作者: 半为花间酒 | 来源:发表于2020-04-19 13:40 被阅读0次

Week 3: Inference

Part 1: Confidence Intervals


参考书籍:《Data Analysis for the Life Sciences》

参考视频:

  1. Data Analysis for the Life Sciences Series - rafalib
  2. Professional Certificate in Data Analysis for Life Sciences (Harvard University) - edX

Confidence Intervals

A confidence interval includes information about your estimated effect size and the uncertainty associated with this estimate.

Confidence Interval For Population Mean

dat <- rio::import("mice_pheno.csv")

# population average
chowPopulation <- dat[dat$Sex=="F" & dat$Diet=="chow",3]
mu_chow <- mean(chowPopulation)

# sample average
N <- 30
chow <- sample(chowPopulation,N)
mean(chow)

# CLT
se <- sd(chow) / sqrt(N)

Defining The Interval

Keep in mind that saying 95% of random intervals will fall on the true value is not the same as saying there is a 95% chance that the true value falls in our interval.

(mean(chow) - mean(chowPopulation)) / se 
# 符合正态正态分布 N(0~1)

图源:https://oneclass.com/blog/university-of-maryland/56656-5-core-concepts-in-stat-440-at-the-university-of-maryland.en.html

-2 \leq \sqrt{N} (\bar{X}-\mu_X)/s_X \leq 2

pnorm(2) - pnorm(-2)
# [1] 0.9544997

# 2是一个近似值,本质应该用如下值
qnorm(1- 0.05/2)
# [1] 1.959964

Now do some basic algebra to clear out everything and leave \mu_X alone in the middle and you get that the following event:

\bar{X}-2 s_X/\sqrt{N} \leq \mu_X \leq \bar{X}+2s_X/\sqrt{N}
has a probability of 95%.

Again, the definition of the confidence interval is that 95% of random intervals will contain the true, fixed value \mu_X.

参考:如何理解95%置信区间

  • 计算置信区间
Q <- qnorm(1- 0.05/2)
interval <- c(mean(chow)-Q*se, mean(chow)+Q*se )
interval
# [1] 23.11161 25.62239
between(mu_chow,interval[1],interval[2])
# [1] TRUE

which happens to cover \mu_X or mean(chowPopulation). However, we can take another sample and we might not be as lucky.

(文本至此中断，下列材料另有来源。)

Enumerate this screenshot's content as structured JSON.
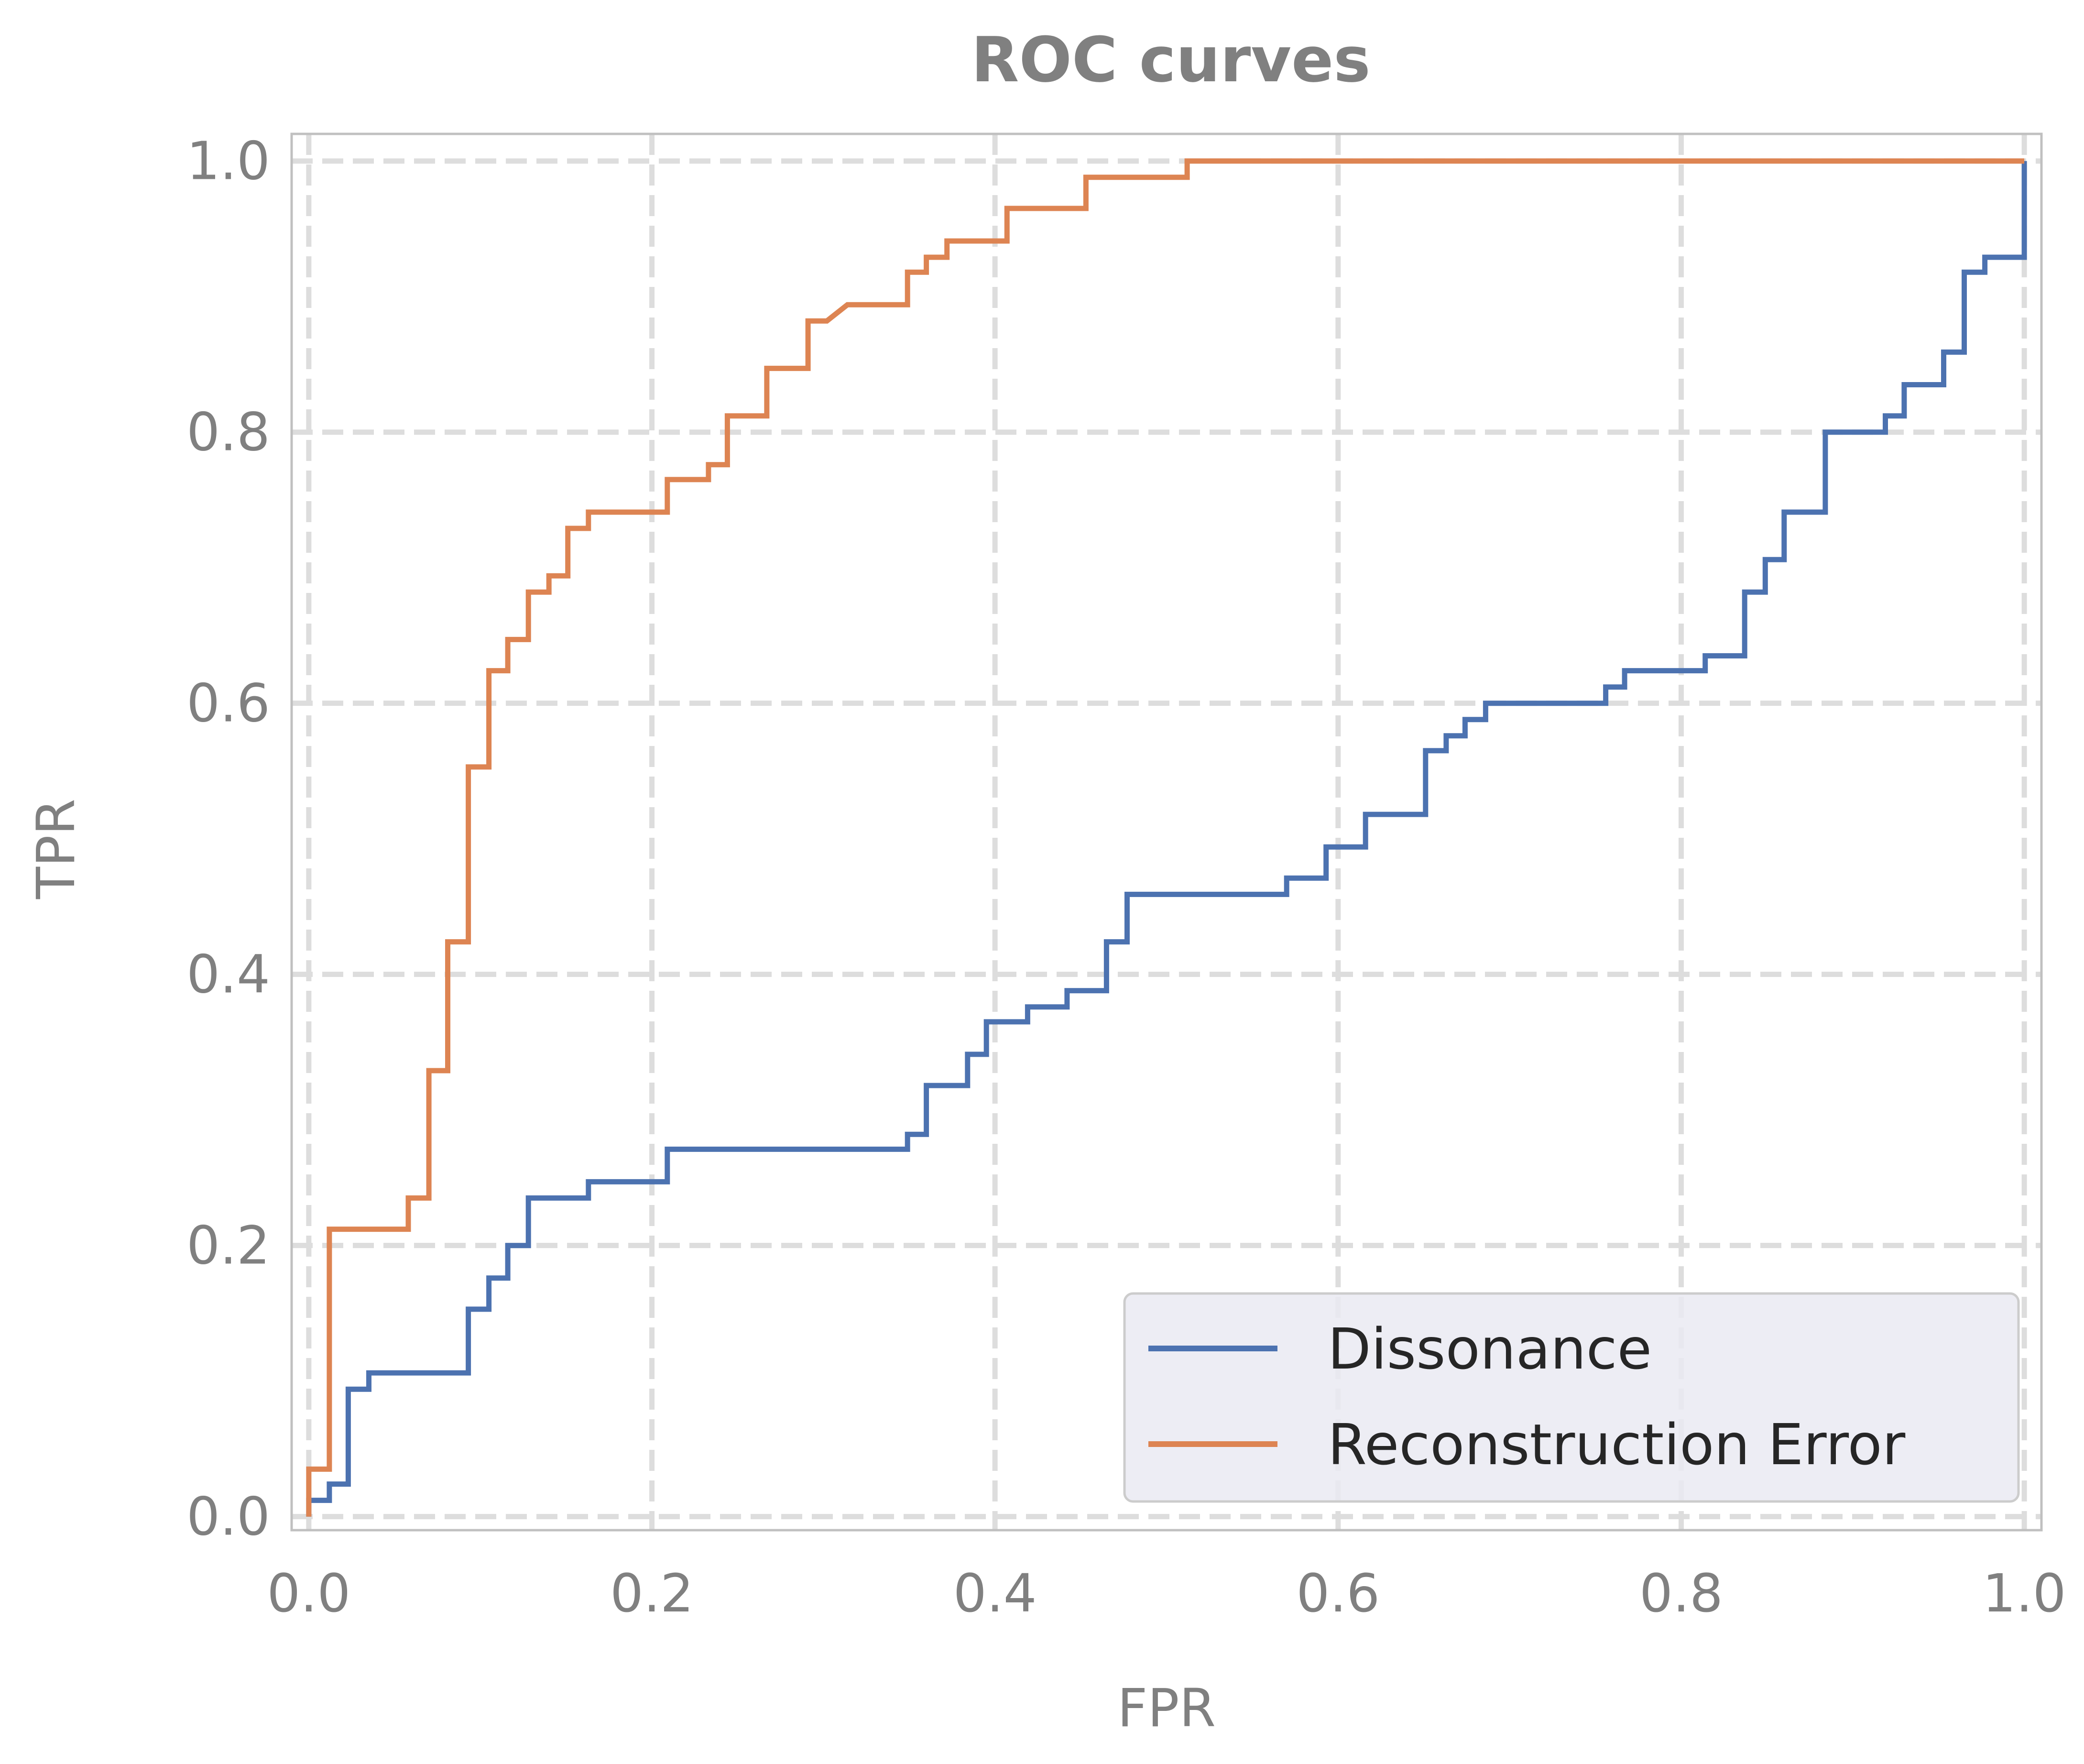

In fact, the theory tells us that we will cover \mu_X 95% of the time.

  • 绘制置信区间模拟图
B <- 250
N <- 30
Q <- qnorm(1- 0.05/2)
plot(mean(chowPopulation)+c(-7,7),c(1,1),type="n",
     xlab="weight",ylab="interval",ylim=c(1,B))
# 画总体参数均值线
abline(v=mean(chowPopulation))
for (i in 1:B) {
  chow <- sample(chowPopulation,N)
  se <- sd(chow)/sqrt(N)
  interval <- c(mean(chow)-Q*se, mean(chow)+Q*se)
  covered <- 
    mean(chowPopulation) <= interval[2] & mean(chowPopulation) >= interval[1]
  # 根据覆盖总体均值与否分配颜色
  color <- ifelse(covered,1,2)
  lines(interval, c(i,i),col=color)
}

You can run this repeatedly to see what happens. You will see that in about 5% of the cases, we fail to cover \mu_X.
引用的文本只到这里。